Vens tu do céu profundo ou sais do precipício
Beleza? Teu olhar divino, mas daninho,
Confusamente verte o bem e o malefício,
E pode-se por isso comparar-te ao vinho.
Em teu olhar refletes toda a luz diuturna;
Lanças perfumes como a noite tempestuosa;
Teus beijos são um filtro e tua boca uma urna
Que torna o herói covarde e a criança corajosa.
Provéns do negro abismo ou da esfera infinita?
Como um cão te acompanha a Fortuna encantada;
Semeia ao acaso a alegria e a desdita
E altiva segues sem jamais responder nada.
Calcando mortos vais, Beleza, a escarnecê-los;
Em teu escrínio o Horror é a jóia que cintila,
E o Crime, esse berloque que te aguça os zelos,
Sobre teu ventre em amorosa dança oscila.
A mariposa voa ao teu encontro, ó vela,
Freme, inflama-se e diz: “Ó clarão abençoado!”

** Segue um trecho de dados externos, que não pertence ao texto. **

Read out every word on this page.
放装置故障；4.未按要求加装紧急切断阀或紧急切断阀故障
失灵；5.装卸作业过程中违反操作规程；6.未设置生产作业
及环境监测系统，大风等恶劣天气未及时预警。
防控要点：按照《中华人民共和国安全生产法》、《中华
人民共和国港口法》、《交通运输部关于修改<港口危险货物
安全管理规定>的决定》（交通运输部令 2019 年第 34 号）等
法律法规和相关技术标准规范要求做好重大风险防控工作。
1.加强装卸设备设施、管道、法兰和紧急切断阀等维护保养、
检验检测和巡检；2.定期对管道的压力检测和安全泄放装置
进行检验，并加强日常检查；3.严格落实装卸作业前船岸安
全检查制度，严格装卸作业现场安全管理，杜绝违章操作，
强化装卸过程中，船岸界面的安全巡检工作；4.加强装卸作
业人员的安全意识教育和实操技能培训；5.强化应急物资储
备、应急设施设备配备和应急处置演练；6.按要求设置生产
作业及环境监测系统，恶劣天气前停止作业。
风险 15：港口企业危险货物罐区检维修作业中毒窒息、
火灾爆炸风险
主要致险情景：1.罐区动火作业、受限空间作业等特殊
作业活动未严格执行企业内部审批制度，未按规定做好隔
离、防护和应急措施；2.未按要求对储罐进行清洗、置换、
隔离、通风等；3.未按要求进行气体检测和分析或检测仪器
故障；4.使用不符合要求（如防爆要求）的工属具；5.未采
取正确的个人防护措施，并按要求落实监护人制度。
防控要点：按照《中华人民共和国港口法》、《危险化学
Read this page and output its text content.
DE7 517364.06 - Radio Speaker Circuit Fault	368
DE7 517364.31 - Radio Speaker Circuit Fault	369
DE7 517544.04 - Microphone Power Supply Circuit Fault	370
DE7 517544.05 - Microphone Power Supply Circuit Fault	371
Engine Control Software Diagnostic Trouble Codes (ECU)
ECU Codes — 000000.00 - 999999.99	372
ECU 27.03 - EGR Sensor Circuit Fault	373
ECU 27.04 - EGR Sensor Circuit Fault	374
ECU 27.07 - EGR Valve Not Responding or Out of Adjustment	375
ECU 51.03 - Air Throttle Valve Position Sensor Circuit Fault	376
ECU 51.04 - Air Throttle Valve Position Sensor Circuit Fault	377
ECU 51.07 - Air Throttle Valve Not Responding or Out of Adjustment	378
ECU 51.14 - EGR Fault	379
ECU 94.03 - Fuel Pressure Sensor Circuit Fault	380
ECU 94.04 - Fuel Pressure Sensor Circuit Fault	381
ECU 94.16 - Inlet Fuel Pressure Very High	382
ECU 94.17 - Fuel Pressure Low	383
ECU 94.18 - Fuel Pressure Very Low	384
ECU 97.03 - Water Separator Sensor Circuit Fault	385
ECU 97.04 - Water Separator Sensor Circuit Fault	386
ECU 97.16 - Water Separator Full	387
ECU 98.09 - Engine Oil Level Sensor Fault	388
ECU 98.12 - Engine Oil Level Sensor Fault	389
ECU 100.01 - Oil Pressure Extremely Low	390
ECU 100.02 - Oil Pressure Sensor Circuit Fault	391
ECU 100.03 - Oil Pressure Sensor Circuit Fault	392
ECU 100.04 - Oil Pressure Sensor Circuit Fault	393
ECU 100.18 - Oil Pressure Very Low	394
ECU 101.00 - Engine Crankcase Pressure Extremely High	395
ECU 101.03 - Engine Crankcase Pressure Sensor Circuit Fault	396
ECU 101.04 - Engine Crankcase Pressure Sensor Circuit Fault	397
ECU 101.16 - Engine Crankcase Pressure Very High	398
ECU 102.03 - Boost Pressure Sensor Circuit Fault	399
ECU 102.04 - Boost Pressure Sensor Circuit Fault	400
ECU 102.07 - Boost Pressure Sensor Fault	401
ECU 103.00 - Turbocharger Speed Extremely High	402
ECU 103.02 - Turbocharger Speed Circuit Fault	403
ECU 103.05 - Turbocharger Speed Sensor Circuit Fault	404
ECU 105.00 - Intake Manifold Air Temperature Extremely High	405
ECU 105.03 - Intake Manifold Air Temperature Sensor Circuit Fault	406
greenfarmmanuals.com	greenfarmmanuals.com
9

O arfante namorado aos pés de sua bela
Recorda um moribundo ao túmulo abraçado.
Que venhas lá do céu ou do inferno, que importa,
Beleza! ó monstro ingênuo, gigantesco e horrendo!
Se teu olhar, teu riso, teus pés me abrem a porta
De um infinito que amo e que jamais desvendo?
De Satã ou de Deus, que importa? Anjo ou Sereia,
Que importa, se és quem fazes – fada de olhos suaves,
Ó rainha de luz, perfume e ritmo cheia! –
Mais humano o universo e as horas menos graves?
Baudelaire
3 comentários:
"Minha mina preciosa, meu império
feliz de quem penetre o teu mistério."
Baby, toda beleza e mistério que cabe em ti, encanta os meus olhos, o meu ser.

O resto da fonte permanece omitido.